From the lateral extremities of the infundibulum four pairs of tubes pass to the equatorial region of the body, where each one joins a longitudinal vessel which runs immediately beneath the epithelium supporting the ribs. These are called the longitudinal or "sub-costal" canals. From the infundibulum there also passes a single pair of blind canals, the "paragastric canals," one on each side of the stomodaeum, to end in the oral cone.

In the Lobata the paragastric canals communicate with the longitudinal canals under the transverse costae,[[429]] and send long blind processes into the lobes. In the Cestoidea the arrangement of the canals is considerably modified in adaptation to the needs of the ribbon-like body. In the Beroidae the paragastric and longitudinal canals are in communication by a peripheral network of canals, and in the Platyctenea there is also a network of canals but without any definite longitudinal vessels.
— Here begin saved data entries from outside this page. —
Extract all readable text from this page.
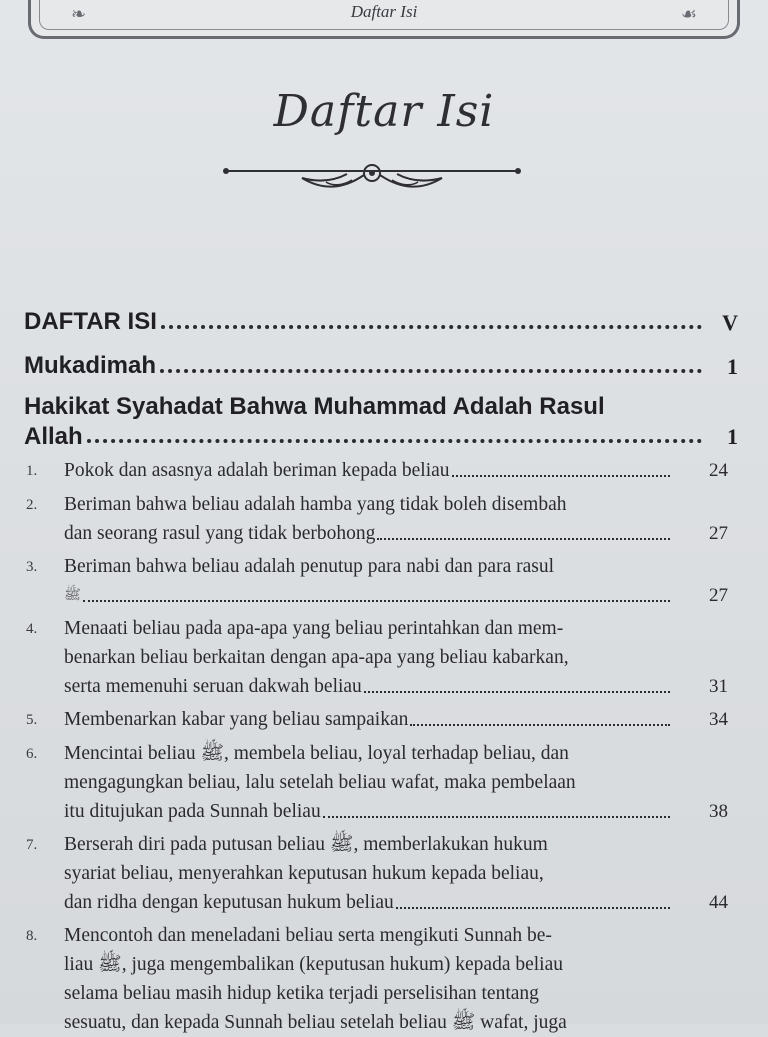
❧	Daftar Isi	☙
Daftar Isi
DAFTAR ISI	V
Mukadimah	1
Hakikat Syahadat Bahwa Muhammad Adalah Rasul
Allah	1
1.	Pokok dan asasnya adalah beriman kepada beliau	24
2.	Beriman bahwa beliau adalah hamba yang tidak boleh disembah
dan seorang rasul yang tidak berbohong	27
3.	Beriman bahwa beliau adalah penutup para nabi dan para rasul
ﷺ	27
4.	Menaati beliau pada apa-apa yang beliau perintahkan dan mem-
benarkan beliau berkaitan dengan apa-apa yang beliau kabarkan,
serta memenuhi seruan dakwah beliau	31
5.	Membenarkan kabar yang beliau sampaikan	34
6.	Mencintai beliau ﷺ, membela beliau, loyal terhadap beliau, dan
mengagungkan beliau, lalu setelah beliau wafat, maka pembelaan
itu ditujukan pada Sunnah beliau	38
7.	Berserah diri pada putusan beliau ﷺ, memberlakukan hukum
syariat beliau, menyerahkan keputusan hukum kepada beliau,
dan ridha dengan keputusan hukum beliau	44
8.	Mencontoh dan meneladani beliau serta mengikuti Sunnah be-
liau ﷺ, juga mengembalikan (keputusan hukum) kepada beliau
selama beliau masih hidup ketika terjadi perselisihan tentang
sesuatu, dan kepada Sunnah beliau setelah beliau ﷺ wafat, juga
Sexual Organs.—Most of the Ctenophora are undoubtedly hermaphrodite, but Willey was unable to find ova in some of his specimens of Ctenoplana that were producing spermatozoa. In the Cydippidea the ova are produced on one side of the longitudinal canal and the spermatozoa on the other. Each longitudinal canal therefore performs the functions of a hermaphrodite gland. When the sexual cells are ripe they escape into the infundibulum and are discharged by the mouth. In Ctenoplana there are definite and direct male genital ducts.

The ova are very small when discharged and undergo complete segmentation in the sea water. The development of the Cydippidea is really direct, but there is a stage passed through in which the tentacles are relatively very prominent and situated close to the aboral pole, and this stage is very different in appearance from the adult. In the Lobata and Cestoidea there is, however, a definite larval stage, of the general appearance of a Mertensia, and during this stage fertile eggs and spermatozoa are formed and set free.